If we actually are Judges in India- sure. But judicial activism soon found there was little it could do in the social sphere. On the other hand they could get a Temple built in Ayodhya. Property disputes can be resolved by the Law. No idea of Justice can make people better off. That is job of Political Economy properly so called- not the worthless shite Sen teaches.
We have no great reason to turn down the help we get from the partial ordering that we end up with, even if it leaves some choices beyond reach. In the case of healthcare, we would have reason enough to press for universal medical care coverage through one of the specified ways, even if we are unable to agree on other issues of socialchoice.
Was this true of America? No. Obamacare raised coverage and lowered the rate of increase of premiums. The huge opposition to it shows that pressing for 'universal coverage' would have been electorally disastrous. But this has nothing to do with 'partial ordering'. It has to do with what is politically feasible and likely to withstand judicial review. Politics has been called, by Bismark, the art of the possible. Is it also that of the 'next best'? No. Sometimes, it is the worst possible course. This may cause a 'shakeout' of the inefficient or the crazy, or else a reaction such that the country can get back to doing sensible things. Politics is mainly the art of the convenient. Justice is mainly 'stare decisis'- upholding what went before. But the convenient is generally also what is possible. What went before is likely to work just as well now. The Sarkar gains by these 'Samskars' which reassure people that they live in a predictable world. This increases confidence in 'pooling equilibria'. By contrast, Sen's approach- which is to focus on outcomes and do stupid shit just because everybody falsifies preferences to say they believe in pious reasons- causes loss of confidence. Everybody hedges using costly signals (e.g. identity politics) so as to establish 'discoordination games' or 'separating equilibria'. Rights which were meant to protect vulnerable minorities may become the basis of claims by the very rich. Thus has it always been. In medieval times, a stout and sturdy knight would pretend that his property was actually owned by a wee bairn who might be born to ten named matrons of the parish- all above reproductive age.
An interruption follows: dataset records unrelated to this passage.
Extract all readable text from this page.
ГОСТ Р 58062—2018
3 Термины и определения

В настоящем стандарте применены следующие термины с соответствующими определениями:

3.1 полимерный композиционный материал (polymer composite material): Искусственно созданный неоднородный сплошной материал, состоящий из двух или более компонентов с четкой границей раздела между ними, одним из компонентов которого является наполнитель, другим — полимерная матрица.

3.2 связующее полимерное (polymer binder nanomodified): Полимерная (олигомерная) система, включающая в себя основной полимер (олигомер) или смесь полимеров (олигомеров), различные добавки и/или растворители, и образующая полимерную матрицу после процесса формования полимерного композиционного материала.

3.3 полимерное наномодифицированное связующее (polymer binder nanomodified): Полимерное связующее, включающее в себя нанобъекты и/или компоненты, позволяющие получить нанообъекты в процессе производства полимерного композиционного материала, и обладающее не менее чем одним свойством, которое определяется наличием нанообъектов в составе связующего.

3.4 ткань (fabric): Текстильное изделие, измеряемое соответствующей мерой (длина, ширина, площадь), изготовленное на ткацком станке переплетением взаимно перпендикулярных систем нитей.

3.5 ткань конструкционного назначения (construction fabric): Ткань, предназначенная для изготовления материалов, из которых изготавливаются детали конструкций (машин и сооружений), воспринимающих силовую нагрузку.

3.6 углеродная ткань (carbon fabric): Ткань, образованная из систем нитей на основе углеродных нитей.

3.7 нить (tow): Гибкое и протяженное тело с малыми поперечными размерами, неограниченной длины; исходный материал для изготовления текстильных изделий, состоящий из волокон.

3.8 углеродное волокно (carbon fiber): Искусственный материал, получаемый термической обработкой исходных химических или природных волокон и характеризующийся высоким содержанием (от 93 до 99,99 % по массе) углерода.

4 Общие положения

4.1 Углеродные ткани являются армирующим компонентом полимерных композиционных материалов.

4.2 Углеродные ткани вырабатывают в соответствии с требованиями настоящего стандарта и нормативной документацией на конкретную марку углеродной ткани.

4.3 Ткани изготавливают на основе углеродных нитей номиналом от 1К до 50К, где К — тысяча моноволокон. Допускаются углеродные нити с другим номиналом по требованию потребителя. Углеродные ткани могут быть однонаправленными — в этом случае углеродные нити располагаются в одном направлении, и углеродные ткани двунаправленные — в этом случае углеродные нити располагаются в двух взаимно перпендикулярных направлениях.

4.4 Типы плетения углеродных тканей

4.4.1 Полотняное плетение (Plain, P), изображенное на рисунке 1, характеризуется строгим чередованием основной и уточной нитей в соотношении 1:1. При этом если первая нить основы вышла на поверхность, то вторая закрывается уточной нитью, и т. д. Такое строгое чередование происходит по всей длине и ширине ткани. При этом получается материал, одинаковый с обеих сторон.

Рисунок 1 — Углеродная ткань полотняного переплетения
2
The Sarkar understands the Law's Samskars can be used to defeat the ends of Justice or harm the public good. That is why Politics sets limits on the operation of the Law while using it as a check upon itself.
What is remarkable about Sen's account of the idea of Justice is that he ignores everything that Indian and Anglo-Saxon and every other type of Jurisprudence have taken as settled matters for thousands of years.
Why did this happen? The answer is he thought bad things only happen because of injustice. If people are poor it is because the rich robbed them. But misfortune is quite separate from injustice. Similarly, preferences or choices are not the same thing as judgments- which, of their nature, are protocol bound and bucked stopped. Lastly, 'impartiality' is not a good thing in itself. Relationships are based on partiality. True, for some specific protocol bound juristic process, impartiality may be desired. But, what is better still is never to have to get involved with such proceedings. If a lawyer catches you by your dhoti, take it off and run naked through the village till you can barricade yourself in your own home. Once people understand you were fleeing the toils of the law they will praise you for your sagacity rather than censure you for public nudity.
Such, at any rate, is the Hindu idea of Justice. After death, Yama can judge us all he wants. While alive we prefer Yamuna and Samskars or a life affirming type. That Sarkar is best which talks bollocks least.